16.11.10

Quality of life

I was siting at 100%. I woke to take a tea on my balcony and marveled at the view. Directly below I could see into secret courtyards scattered with caged parrots and little white dogs, popular despite the fact they always look dirty.
I let my eyes wander the miles of sprawl, where colors melt into one another and stretch to the mountains that take away my breath and not only because they suffocate Mexico City by hoarding the pollution, battling to escape.

I sat and began to read but my 100% standing led to reflection and one conclusion: the fabric of my life is quilted with friends and strangers. The laundry lady who has always known my name and the water man who refuses a tip for carrying 20 liters to my apartment and the woman who starts making my carrot and orange juice concoction before I can say "buenos dias" and the friendly man from the tienda de abarrotes on my walk to a house that should be the plot of a sitcom who sells me random vegetables and caguama refills. Each has his or her greeting and each imbues my life with a sense of community.

Then there are the idiosyncrasies of those closest to me that makes me chuckle during live showings and after the fact. The way a friend talks differently to certain types of people or a love and extensive knowledge of domesticated animals or fake animosity that turns to support as ghosts materialize. These side stories are not peripheral at all. It seems people tend to gauge their life by the big moments, big changes, good or bad, but these, the little everyday bits and pieces, are the wherefore of life and embracing them is the key to joy with pleasure. And joy without pleasure ain't no fun, ain't no fun, ain't no fun.

6.11.10

Boing!

I left my apartment to greet Mexico, cloudless and cold, on this November morning. Near a corner taco stand, a disheveled man walked up to me, grabbed an empty Boing bottle from the establishment's stash of returnables and hurled it in the street.

"Va Mariana!," he yelled as the bottle splattered into glass shards, no doubt destined for neighborhood tires.

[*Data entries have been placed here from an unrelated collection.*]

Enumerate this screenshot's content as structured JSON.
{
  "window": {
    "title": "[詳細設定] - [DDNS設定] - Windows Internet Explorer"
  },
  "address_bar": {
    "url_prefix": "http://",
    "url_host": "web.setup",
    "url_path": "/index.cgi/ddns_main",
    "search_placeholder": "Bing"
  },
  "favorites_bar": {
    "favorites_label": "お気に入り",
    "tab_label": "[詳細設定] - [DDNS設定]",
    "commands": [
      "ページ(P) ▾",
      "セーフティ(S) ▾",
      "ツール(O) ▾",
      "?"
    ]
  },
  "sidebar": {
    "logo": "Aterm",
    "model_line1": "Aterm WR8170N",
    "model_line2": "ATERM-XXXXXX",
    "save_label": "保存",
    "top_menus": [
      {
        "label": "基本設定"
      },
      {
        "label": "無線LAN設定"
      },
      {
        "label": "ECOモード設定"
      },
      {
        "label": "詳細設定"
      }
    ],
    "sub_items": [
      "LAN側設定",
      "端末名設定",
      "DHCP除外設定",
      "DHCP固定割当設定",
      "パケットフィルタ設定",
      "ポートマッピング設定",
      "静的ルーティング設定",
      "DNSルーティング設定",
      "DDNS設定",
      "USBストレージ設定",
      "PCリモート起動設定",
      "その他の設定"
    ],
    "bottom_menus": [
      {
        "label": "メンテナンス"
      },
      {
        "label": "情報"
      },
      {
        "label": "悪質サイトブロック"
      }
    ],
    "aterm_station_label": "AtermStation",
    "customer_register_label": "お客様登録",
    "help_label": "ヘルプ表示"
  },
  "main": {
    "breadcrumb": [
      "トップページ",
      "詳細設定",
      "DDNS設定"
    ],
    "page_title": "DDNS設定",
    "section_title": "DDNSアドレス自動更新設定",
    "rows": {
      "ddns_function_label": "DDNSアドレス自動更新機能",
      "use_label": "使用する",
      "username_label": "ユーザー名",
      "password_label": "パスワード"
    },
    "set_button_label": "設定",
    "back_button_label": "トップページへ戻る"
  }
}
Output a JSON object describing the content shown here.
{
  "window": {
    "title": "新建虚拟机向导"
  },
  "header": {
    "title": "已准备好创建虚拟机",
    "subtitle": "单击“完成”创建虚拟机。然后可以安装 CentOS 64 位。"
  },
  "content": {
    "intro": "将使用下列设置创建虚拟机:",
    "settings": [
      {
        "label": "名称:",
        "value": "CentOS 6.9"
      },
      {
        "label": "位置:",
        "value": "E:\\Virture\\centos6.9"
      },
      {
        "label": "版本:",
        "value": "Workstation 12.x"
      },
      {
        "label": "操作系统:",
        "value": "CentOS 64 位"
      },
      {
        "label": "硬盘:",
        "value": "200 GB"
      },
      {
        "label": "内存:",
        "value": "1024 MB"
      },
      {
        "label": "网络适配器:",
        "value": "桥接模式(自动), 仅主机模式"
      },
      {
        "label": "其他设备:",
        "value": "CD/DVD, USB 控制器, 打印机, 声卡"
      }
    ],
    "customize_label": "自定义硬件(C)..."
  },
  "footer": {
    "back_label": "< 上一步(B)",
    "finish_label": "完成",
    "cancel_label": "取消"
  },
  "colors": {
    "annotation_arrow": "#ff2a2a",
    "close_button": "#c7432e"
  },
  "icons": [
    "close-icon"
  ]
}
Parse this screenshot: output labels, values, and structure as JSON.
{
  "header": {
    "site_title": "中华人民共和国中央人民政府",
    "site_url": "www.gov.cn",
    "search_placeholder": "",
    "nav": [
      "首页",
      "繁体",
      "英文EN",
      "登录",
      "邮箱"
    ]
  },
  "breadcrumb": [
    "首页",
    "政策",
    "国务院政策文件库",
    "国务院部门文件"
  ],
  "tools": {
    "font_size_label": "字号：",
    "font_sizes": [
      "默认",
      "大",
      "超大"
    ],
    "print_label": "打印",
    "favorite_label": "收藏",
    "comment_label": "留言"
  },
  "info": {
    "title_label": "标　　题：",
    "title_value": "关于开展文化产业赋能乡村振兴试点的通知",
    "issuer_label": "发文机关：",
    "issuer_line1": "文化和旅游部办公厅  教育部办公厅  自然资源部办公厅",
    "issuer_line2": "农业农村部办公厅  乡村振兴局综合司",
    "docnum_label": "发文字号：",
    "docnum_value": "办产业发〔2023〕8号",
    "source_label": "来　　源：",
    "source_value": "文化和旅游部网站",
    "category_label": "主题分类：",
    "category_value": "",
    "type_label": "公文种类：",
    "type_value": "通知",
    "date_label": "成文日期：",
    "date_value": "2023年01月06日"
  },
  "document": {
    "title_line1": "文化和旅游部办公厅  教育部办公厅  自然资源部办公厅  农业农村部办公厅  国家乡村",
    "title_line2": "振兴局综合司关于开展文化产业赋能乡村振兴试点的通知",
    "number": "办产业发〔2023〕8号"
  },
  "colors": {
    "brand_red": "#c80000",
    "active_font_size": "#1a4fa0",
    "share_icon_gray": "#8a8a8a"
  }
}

I continued undeterred but slightly alarmed. I am reminded of a decade old memory:

I was running the loop of my neighborhood on Lookout Mountain; I pushed through an epic hill to find a copperhead, the width of a grapefruit, sunbathing in the middle of my path. Now, any child of the Appalachian Mountains should be able to tell you that the fatter the snake, the older and, consequently, the more venomous. With few options and little reaction time, I acted as if nothing had changed. Just kept going.